Are you having trouble with all of these primers? I gather the numbers refer to positions on the genes. If so, then you appear to be trying to amplify 400 and 800 bp fragments, roughly. The 400 bp ones should be ok with your extension time, but the 800 bp fragments could probably use a 1 minute extension time rather than the 30 seconds you are allowing. If you are on the edge with respect to this, it could easily explain the inconsistencies you are seeing. Are you having troubles with all of the primer pairs? Do some reactions work during a run and others not, or do all fail and work together?

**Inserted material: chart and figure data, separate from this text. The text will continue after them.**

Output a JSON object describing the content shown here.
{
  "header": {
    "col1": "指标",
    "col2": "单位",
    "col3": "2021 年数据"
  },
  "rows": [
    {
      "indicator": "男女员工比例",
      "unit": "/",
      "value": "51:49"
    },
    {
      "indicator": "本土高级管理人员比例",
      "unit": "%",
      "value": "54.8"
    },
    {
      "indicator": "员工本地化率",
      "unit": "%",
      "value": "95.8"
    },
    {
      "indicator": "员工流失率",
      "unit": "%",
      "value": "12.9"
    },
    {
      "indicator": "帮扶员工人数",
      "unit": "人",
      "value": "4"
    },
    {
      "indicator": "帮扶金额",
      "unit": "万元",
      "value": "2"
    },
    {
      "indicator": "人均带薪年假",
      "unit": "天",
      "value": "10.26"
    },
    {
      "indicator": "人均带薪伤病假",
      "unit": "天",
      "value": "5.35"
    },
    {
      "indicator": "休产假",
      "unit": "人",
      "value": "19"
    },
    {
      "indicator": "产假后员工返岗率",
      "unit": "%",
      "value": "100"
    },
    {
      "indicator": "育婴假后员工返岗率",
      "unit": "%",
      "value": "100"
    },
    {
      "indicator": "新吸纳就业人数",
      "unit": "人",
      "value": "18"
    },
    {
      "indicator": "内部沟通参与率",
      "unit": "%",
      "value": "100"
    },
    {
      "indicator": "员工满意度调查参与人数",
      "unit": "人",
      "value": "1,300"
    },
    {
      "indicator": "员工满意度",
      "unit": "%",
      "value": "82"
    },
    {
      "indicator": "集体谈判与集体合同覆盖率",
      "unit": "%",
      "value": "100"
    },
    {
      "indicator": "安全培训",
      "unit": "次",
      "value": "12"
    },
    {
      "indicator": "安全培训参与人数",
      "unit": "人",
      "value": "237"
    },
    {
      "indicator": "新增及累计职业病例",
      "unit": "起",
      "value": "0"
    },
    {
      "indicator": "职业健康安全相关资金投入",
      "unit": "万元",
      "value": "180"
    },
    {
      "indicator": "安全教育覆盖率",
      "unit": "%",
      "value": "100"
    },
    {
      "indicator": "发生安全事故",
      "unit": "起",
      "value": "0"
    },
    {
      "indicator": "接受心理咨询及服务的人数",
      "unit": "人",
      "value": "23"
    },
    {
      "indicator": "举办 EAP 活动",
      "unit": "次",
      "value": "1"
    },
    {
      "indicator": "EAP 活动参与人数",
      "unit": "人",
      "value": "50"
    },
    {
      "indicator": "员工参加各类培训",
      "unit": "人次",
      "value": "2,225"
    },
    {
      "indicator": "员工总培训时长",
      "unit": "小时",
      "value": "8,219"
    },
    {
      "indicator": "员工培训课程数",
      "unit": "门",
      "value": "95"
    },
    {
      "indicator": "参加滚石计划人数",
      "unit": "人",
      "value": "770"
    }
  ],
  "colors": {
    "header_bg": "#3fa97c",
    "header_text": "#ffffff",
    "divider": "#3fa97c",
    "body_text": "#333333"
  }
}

I have had very good luck using premixed PCR reaction mixes, which eliminates a lot of the potential problems. I use the Invitrogen PCR Supermix High Fidelity, a mix of Pfu and Taq which seems to just work most times. I don't fiddle with Mg++ concentrations. I almost always use 55C annealing. I sometimes need to do low temperature extensions, but you probably don't have to worry about that in mouse. My favorite high GC addition is 3-7% betaine rather than DMSO or glycerol.